It’s common to see some consumers giving a cell phone carrier glowing reviews while other consumers publish long rants about the same carrier. When it comes to cell phone service, your mileage may vary.
Cell phone users differ from each other in a lot of ways. It should be unsurprising that a T-Mobile customer in New York City might feel differently about the quality of his T-Mobile’s service than another customer in rural Wisconsin feels about her T-Mobile service. Even within a single geographic region, the way people feel about the quality of a given carrier will vary substantially. People use different phones and do different things with their phones. People are also pretty different. Some people don’t mind if they occasionally don’t have service while traveling in sparsely populated areas. I hate it. Some people are frustrated if their video streaming is limited to 480p quality. That doesn’t bother me.
When choosing cell service, realizing that individual experiences with a carrier will be highly variable can prevent a lot of frustration. Taking advantage of the fact that people’s mileage may vary can allow frugal consumers to save a lot on wireless service.
The frugal strategy
I would guess that there are millions of consumers paying $50-$100 per line each month for postpaid Verizon service that could switch to Mint Mobile plans costing about $20 per line each month without experiencing a recognizable decrease in service quality. While Verizon’s postpaid service is going to generally be better than Mint’s service, many consumers have great experiences with Mint.
Even if you expect to have a good experience with a premium carrier, it may be worth trying low-cost carriers beforehand. There’s a chance the low-cost carriers are capable of providing you with good service. Let’s assume a low-cost, prepaid service would cost you $20 per month while a premium service would cost you $70 per month and require a two-year commitment. If you try the prepaid service first and end up liking it enough to choose it over the premium service, the upside is huge. You can save $50 per month on each line and don’t get locked into a long contract. Over a two-year period, the financial savings come out to $1,200 per line. If you try the prepaid service and disklike it, the downside is pretty low. You experience one month of mediocre service before upgrading to something better.
- Consider getting an unlocked phone with near-universal compatibility if you don’t already have one1
- Try a cheap, prepaid carrier for one month
- If you love the carrier, stick with it
- If not, try a slightly more expensive carrier
- Keep trying more expensive carriers until you find one you like
Most people don’t use anything like this strategy. Some of them are leaving a lot of money on the table.
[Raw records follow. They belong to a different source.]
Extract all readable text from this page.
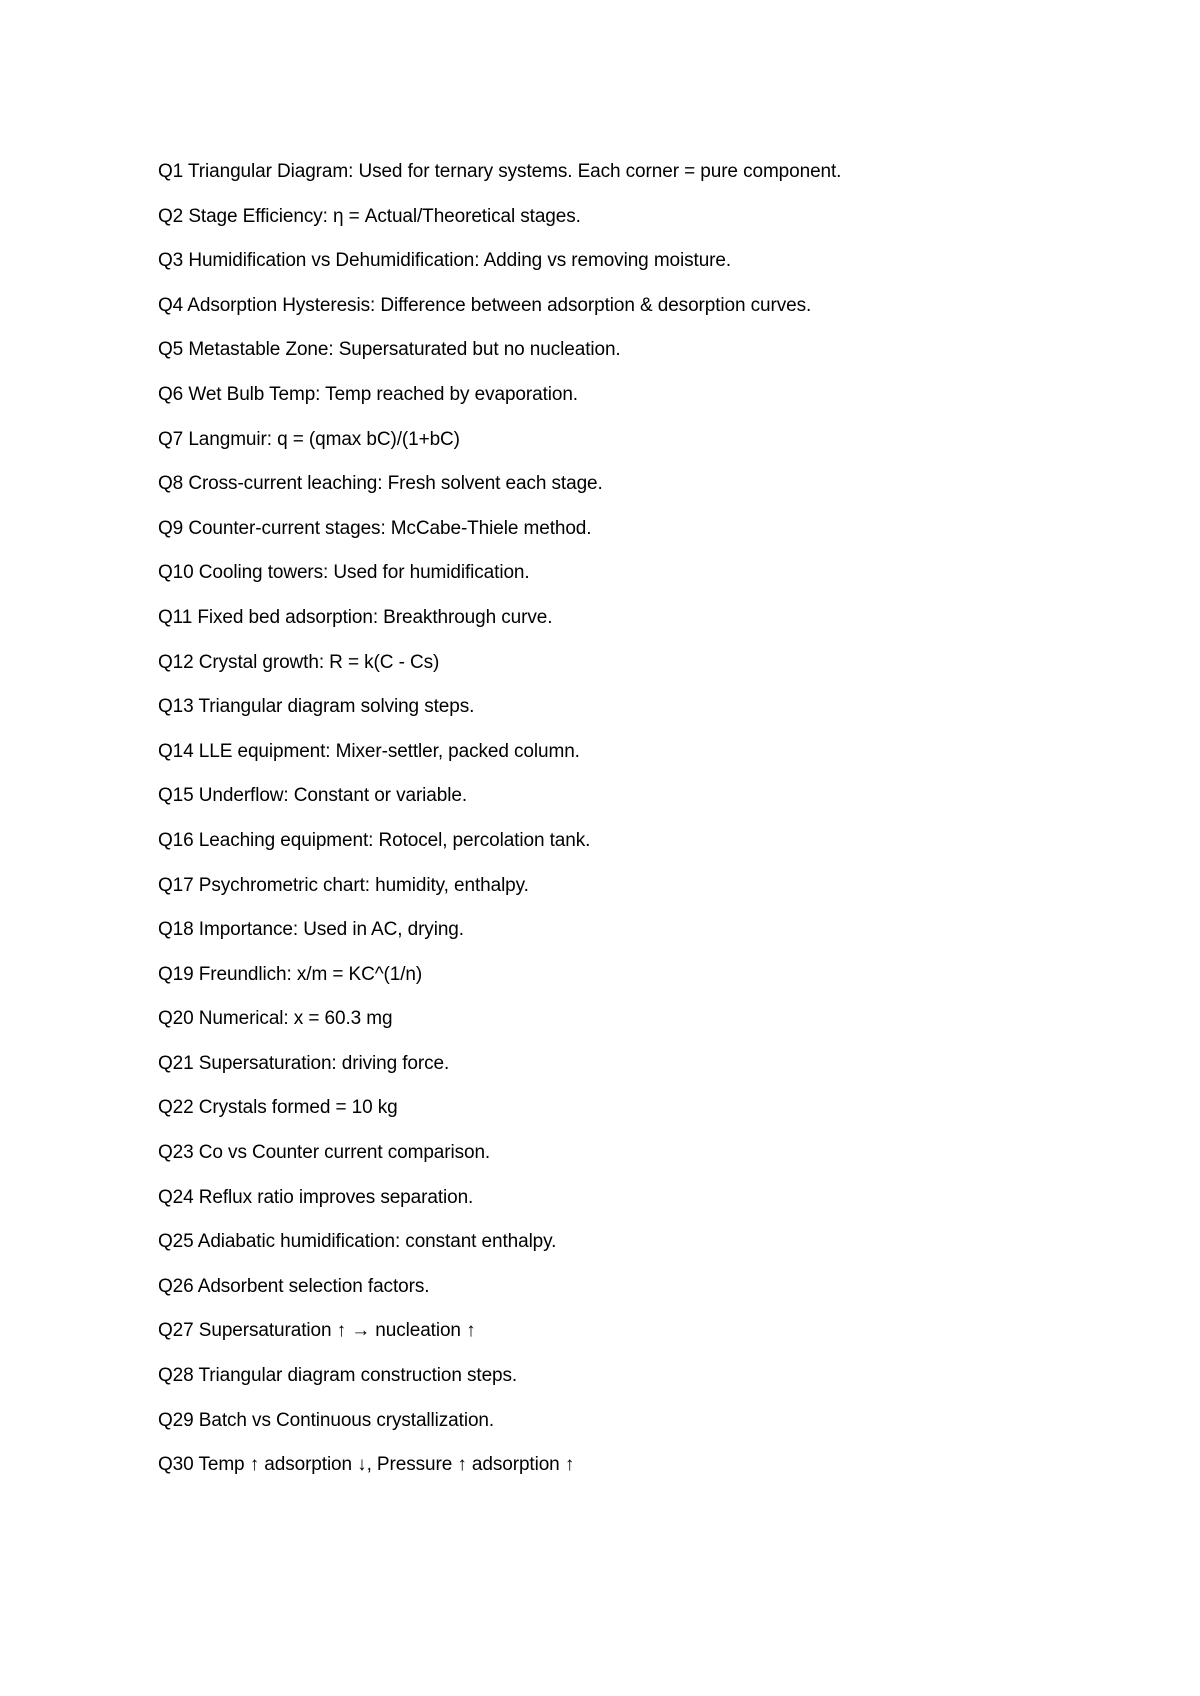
Q1 Triangular Diagram: Used for ternary systems. Each corner = pure component.
Q2 Stage Efficiency: η = Actual/Theoretical stages.
Q3 Humidification vs Dehumidification: Adding vs removing moisture.
Q4 Adsorption Hysteresis: Difference between adsorption & desorption curves.
Q5 Metastable Zone: Supersaturated but no nucleation.
Q6 Wet Bulb Temp: Temp reached by evaporation.
Q7 Langmuir: q = (qmax bC)/(1+bC)
Q8 Cross-current leaching: Fresh solvent each stage.
Q9 Counter-current stages: McCabe-Thiele method.
Q10 Cooling towers: Used for humidification.
Q11 Fixed bed adsorption: Breakthrough curve.
Q12 Crystal growth: R = k(C - Cs)
Q13 Triangular diagram solving steps.
Q14 LLE equipment: Mixer-settler, packed column.
Q15 Underflow: Constant or variable.
Q16 Leaching equipment: Rotocel, percolation tank.
Q17 Psychrometric chart: humidity, enthalpy.
Q18 Importance: Used in AC, drying.
Q19 Freundlich: x/m = KC^(1/n)
Q20 Numerical: x = 60.3 mg
Q21 Supersaturation: driving force.
Q22 Crystals formed = 10 kg
Q23 Co vs Counter current comparison.
Q24 Reflux ratio improves separation.
Q25 Adiabatic humidification: constant enthalpy.
Q26 Adsorbent selection factors.
Q27 Supersaturation ↑ → nucleation ↑
Q28 Triangular diagram construction steps.
Q29 Batch vs Continuous crystallization.
Q30 Temp ↑ adsorption ↓, Pressure ↑ adsorption ↑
2 thoughts to “Your Mileage May Vary”
Hey! I just came across your site after reading MMM’s recent post about mobile phone plans.
I’ve recently switched off Verizon myself, and estimate I’ll save nearly $700 annually by making this move to Mint Mobile. Would highly recommend.
Also, depending on your needs, I’d recommend staying away from the recently-released “unlimited” plan, or in general plans from any carrier that say they’re “unlimited.” 4G (even 5G data) is never unlimited. But, 3G failover typically is.
I’d love to read about the different types of 3G (it seems some versions/types may be better than others?) and maybe see phone plans with failovers to better kinds of 3G than others. I could be wrong on this, but for instance, my T-Mobile hotspot fails over to 3G and I’m still able to browse normally, hold meetings over Hangouts. But, when Mint fails over, it’s pretty darn slow.
Great to hear about your savings Brandon!
So there are some 3G-era technologies that are better than others, but I don’t think that’s the reason you’re seeing different speeds from T-Mobile and Mint. A lot of carriers will advertise something along the lines of: “unlimited data at 2G speeds after you run out of full-speed data.” (e.g., Mint). Most often, carriers use 2G speeds to mean speeds throttled to 128Kbps (i.e., very slow). Customers experiencing these 128Kbps speeds are usually actually accessing a 4G network, but have their speeds artificially slowed so the connection feels sort of like 2G.
T-Mobile has a handful of situations where it throttles subscribers to what T-Mobile calls “3G speeds.” In T-Mobile’s case, that usually means about 600Kbps. Again, most subscribers experiencing those 3G speeds will be on a 4G network.
It’s all a little silly and confusing for consumers. The phrases “3G speeds” and “2G speeds” don’t have clean cut meanings. 2G and 3G both involved a wide range of technologies and possible speeds.